I'll see about documenting this in the GSG. Do we care about Mac
hosts? I hadn't noticed them covered in the GSG.

I would say so. Jason is a MACer

Gerald

We should include putty on the boards. Macs ship with ssh. I find the fake clients (when they work) to be a great asset to newbies. People don’t grow up knowing the command line anymore and we need a low entry. Mac and Linux hosts provide a reasonably low entry with built-in ssh clients. If Putty is the approach for Windows, it needs to be bundled.

Also, many of your users (like me) have Macs or Linux boxes, and already have a ssh client.

Raspberry Pi users are familiar with this way of working. And, like it or not, that is important.

Raspberry Pi has blazed the trail for mass hobby use of this kind of board. I’m not saying copy Raspberry Pi exactly, but if you make things as similar as possible, the cost of switching will be much lower. 1.5 million Raspberry Pi users can’t be wrong.

Make things easy and stable, then stop and let the community do its own thing. It worked for Arduino, it worked for Raspberry Pi, I really want it to work that way for you too.

Si.

Couldn't agree more.

And hello, Simon. Love your books. I have several.

I certainly do!

Nobody likes being excluded.

Everything I write now, has to be paralleled for Windows, Mac and Linux. People expect that all three should be supported. There are a lot of us Mac uses out there.

Also, pardon my ignorance, but what’s a CSG? Google tells me its ‘Columbus School for Girls’ but somehow I doubt that.

Si.

Sorry, that should have been GSG and mean Getting Started Guide.

I thought is was Go Software Go.

Gerald

I certainly do!

I use Macs and Linux daily. Don’t have a working Windows machine anymore.

Nobody likes being excluded.

Everything I write now, has to be paralleled for Windows, Mac and Linux. People expect that all three should be supported. There are a lot of us Mac uses out there.

Agreed.

BTW, tty.js “just works”, but I understand if folks just want to push console ssh + putty. Personally, I think completing a web-based suite is important in today’s environment, despite the fact I’d rarely use it myself. I hardly use Cloud9 IDE myself either, but it really lowers the barriers compared to Eclipse, vim, etc. — but it really needs native gcc build support. :frowning:

Also, pardon my ignorance, but what’s a CSG? Google tells me its ‘Columbus School for Girls’ but somehow I doubt that.
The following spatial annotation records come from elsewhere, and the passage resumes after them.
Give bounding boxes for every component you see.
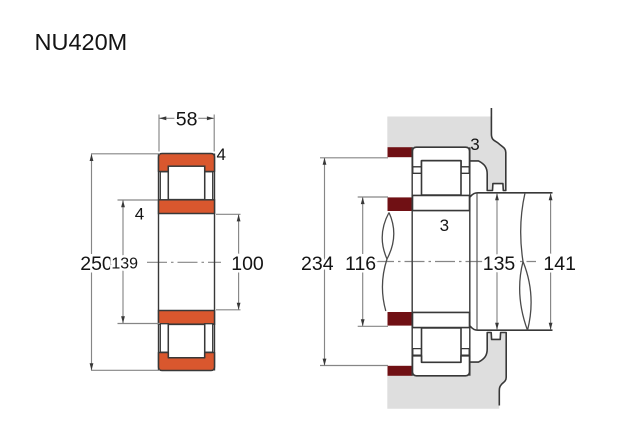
svg-text:234: 234 <box>301 253 334 275</box>
svg-text:116: 116 <box>345 253 376 275</box>
svg-text:4: 4 <box>217 145 226 164</box>
svg-text:3: 3 <box>470 135 479 154</box>
svg-text:4: 4 <box>135 205 144 224</box>
svg-text:250: 250 <box>80 253 113 275</box>
svg-text:135: 135 <box>483 253 516 275</box>
svg-text:141: 141 <box>543 253 576 275</box>
svg-text:100: 100 <box>231 253 264 275</box>
svg-text:3: 3 <box>440 216 449 235</box>
svg-text:58: 58 <box>176 109 198 131</box>
svg-text:139: 139 <box>111 256 138 273</box>
svg-text:NU420M: NU420M <box>35 29 128 55</box>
http://beagleboard.org/Getting+Started and START.htm that ships on the board (http://github.com/beagleboard/beaglebone-getting-started + http://github.com/beagleboard/bone101)

From: Simon Monk <srmonk@gmail.com>
Date: Thursday, August 1, 2013 10:02 AM
To: "beagle-alpha@googlegroups.com" <beagle-alpha@googlegroups.com>
Subject: Re: [beagle-alpha] GateOne SSH Client useful or not?

I certainly do!

I use Macs and Linux daily. Don't have a working Windows machine anymore.

Nobody likes being excluded.

Everything I write now, has to be paralleled for Windows, Mac and Linux.
People expect that all three should be supported. There are a lot of us Mac
uses out there.

Agreed.

BTW, tty.js "just works", but I understand if folks just want to push
console ssh + putty. Personally, I think completing a web-based suite is
important in today's environment, despite the fact I'd rarely use it myself.
I hardly use Cloud9 IDE myself either, but it really lowers the barriers
compared to Eclipse, vim, etc. --- but it really needs native gcc build
support. :frowning:

And it needs to work. I've found the Gate One SSH client to fail more
than it works. But perhaps we can fix it.